Should Audley Harrison land his left hook and become the WBA heavyweight champion of the world on 13 November, not only David Haye will be taking it on the chin. Step forward yours truly and a host of cynics who have scorned the so-called A-Force as a spent force and wrote him off years ago.
But what Vitali Klitschko dismisses as "the heavyweight championship of London" (though it actually takes place in Manchester) incredibly sees Harrison in with a chance on the strength of the last-gasp punch which brought him the European title and resurrected the Olympic champion's sunken career at 38. There are a lot of seats to fill (20,000 at the MEN Arena) and pay-per-view packages to sell, hence the stage-managed verbal handbagging in advance of what could be one of the worst mismatches or one of the biggest upsets in boxing history. Sky have high hopes that the curiosity value of Haye v Harrison will attract approaching a million Box Office clients, more than Lewis v Tyson (800,000) but some way short of the 1.2m for Mayweather's dismantling of Hatton. The talk is cheap in every sense, which is why the British Boxing Board of Control will be issuing stern warnings to both mouthy parties to mind their language. Sky have already had to apologise to viewers for four-letter exchanges and Haye, never one to bother about sensitivities when there is money to be made, has upset women's groups by likening the outcome to "gang rape" and talking of "a public execution". Not nice.

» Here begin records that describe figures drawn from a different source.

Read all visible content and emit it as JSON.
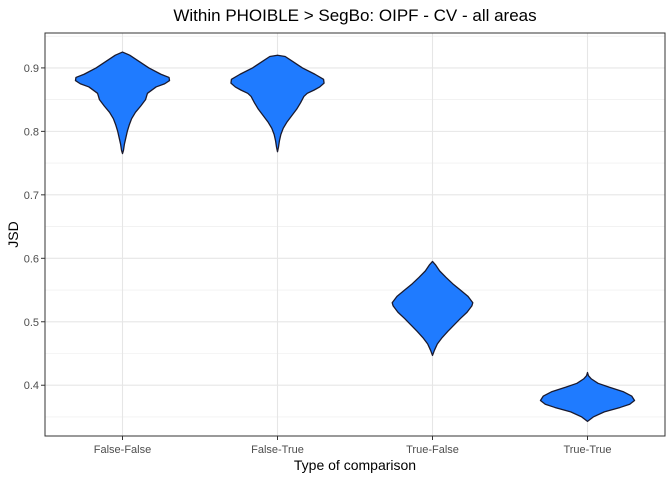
{
  "chart_data": {
    "type": "violin",
    "title": "Within PHOIBLE > SegBo: OIPF - CV - all areas",
    "xlabel": "Type of comparison",
    "ylabel": "JSD",
    "categories": [
      "False-False",
      "False-True",
      "True-False",
      "True-True"
    ],
    "ylim": [
      0.32,
      0.955
    ],
    "yticks": [
      0.4,
      0.5,
      0.6,
      0.7,
      0.8,
      0.9
    ],
    "ytick_labels": [
      "0.4",
      "0.5",
      "0.6",
      "0.7",
      "0.8",
      "0.9"
    ],
    "grid": true,
    "fill_color": "#1f7bff",
    "outline_color": "#1a1a2e",
    "violins": [
      {
        "category": "False-False",
        "profile": [
          [
            0.765,
            0.0
          ],
          [
            0.77,
            0.02
          ],
          [
            0.78,
            0.04
          ],
          [
            0.79,
            0.07
          ],
          [
            0.8,
            0.1
          ],
          [
            0.81,
            0.14
          ],
          [
            0.82,
            0.19
          ],
          [
            0.83,
            0.27
          ],
          [
            0.84,
            0.38
          ],
          [
            0.85,
            0.48
          ],
          [
            0.855,
            0.5
          ],
          [
            0.86,
            0.52
          ],
          [
            0.87,
            0.7
          ],
          [
            0.875,
            0.88
          ],
          [
            0.88,
            0.98
          ],
          [
            0.885,
            0.97
          ],
          [
            0.89,
            0.8
          ],
          [
            0.9,
            0.55
          ],
          [
            0.91,
            0.35
          ],
          [
            0.92,
            0.15
          ],
          [
            0.925,
            0.0
          ]
        ]
      },
      {
        "category": "False-True",
        "profile": [
          [
            0.768,
            0.0
          ],
          [
            0.775,
            0.02
          ],
          [
            0.785,
            0.04
          ],
          [
            0.795,
            0.07
          ],
          [
            0.805,
            0.12
          ],
          [
            0.815,
            0.2
          ],
          [
            0.825,
            0.3
          ],
          [
            0.835,
            0.4
          ],
          [
            0.845,
            0.48
          ],
          [
            0.855,
            0.55
          ],
          [
            0.86,
            0.62
          ],
          [
            0.865,
            0.76
          ],
          [
            0.87,
            0.88
          ],
          [
            0.876,
            0.97
          ],
          [
            0.882,
            0.96
          ],
          [
            0.89,
            0.78
          ],
          [
            0.9,
            0.52
          ],
          [
            0.91,
            0.32
          ],
          [
            0.918,
            0.16
          ],
          [
            0.92,
            0.0
          ]
        ]
      },
      {
        "category": "True-False",
        "profile": [
          [
            0.447,
            0.0
          ],
          [
            0.455,
            0.04
          ],
          [
            0.465,
            0.1
          ],
          [
            0.475,
            0.2
          ],
          [
            0.485,
            0.32
          ],
          [
            0.495,
            0.45
          ],
          [
            0.505,
            0.58
          ],
          [
            0.515,
            0.72
          ],
          [
            0.525,
            0.82
          ],
          [
            0.53,
            0.84
          ],
          [
            0.54,
            0.74
          ],
          [
            0.55,
            0.58
          ],
          [
            0.56,
            0.42
          ],
          [
            0.57,
            0.28
          ],
          [
            0.58,
            0.15
          ],
          [
            0.59,
            0.06
          ],
          [
            0.595,
            0.0
          ]
        ]
      },
      {
        "category": "True-True",
        "profile": [
          [
            0.343,
            0.0
          ],
          [
            0.35,
            0.12
          ],
          [
            0.358,
            0.35
          ],
          [
            0.365,
            0.68
          ],
          [
            0.37,
            0.88
          ],
          [
            0.376,
            0.98
          ],
          [
            0.383,
            0.92
          ],
          [
            0.39,
            0.74
          ],
          [
            0.397,
            0.45
          ],
          [
            0.403,
            0.22
          ],
          [
            0.41,
            0.08
          ],
          [
            0.415,
            0.02
          ],
          [
            0.42,
            0.0
          ]
        ]
      }
    ]
  }
}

You can be sure there will be much dredging-up of old animosities in the coming weeks; Harrison even reckons he has a score to settle because while he mentored a young Haye in their amateur days, the only tip ex-male model Haye gave him was teaching him how to turn on the catwalk when Audley himself had a one-off modelling job in Dublin. The truth is they were bosom buddies once and will be again when the final bell has clanged and they count the takings. That's blow business for you.
Games at fever pitch
Never mind Delhi belly, it's dengue fever the athletes must now be wary of as they settle into the Commonwealth Games village. This is the latest setback to hit the troubled event but it seems unlikely to be the last, although, as always, we can expect that sport will find a way to shine through in the end. "Every day there seems to be a fresh challenge," says Craig Hunter, who is in charge of England's team of 371, the biggest sent to an overseas Games. "They keep throwing curve-balls at us." Lucky it is India and not Pakistan, then, otherwise they might have been no-balls.
No more weighting
There could be no more fitting a finale to the career of one of the great pioneers of women's sport in Britain, weightlifter Michaela Breeze, than to captain Wales when she defends her Commonwealth title in Delhi. Breeze, 31, has been a role model and mentor for the England schoolgirl Zoe Smith,15, who is also challenging for gold. Says Breeze: "This will be the very last time I put the weightlifting bar over my head." Let's hope she has lift-off.
Sport takes another twist
In South Korea, Olympic gold medallist Lee Jung-Su, along with others, has been banned for race-fixing. The sport? Speed skating. Ye gods, is nothing sacred? What will they try to nobble next? The Boat Race, The Open, the Wimbledon finals? How long will it be before the Listed Events are the Twisted Events?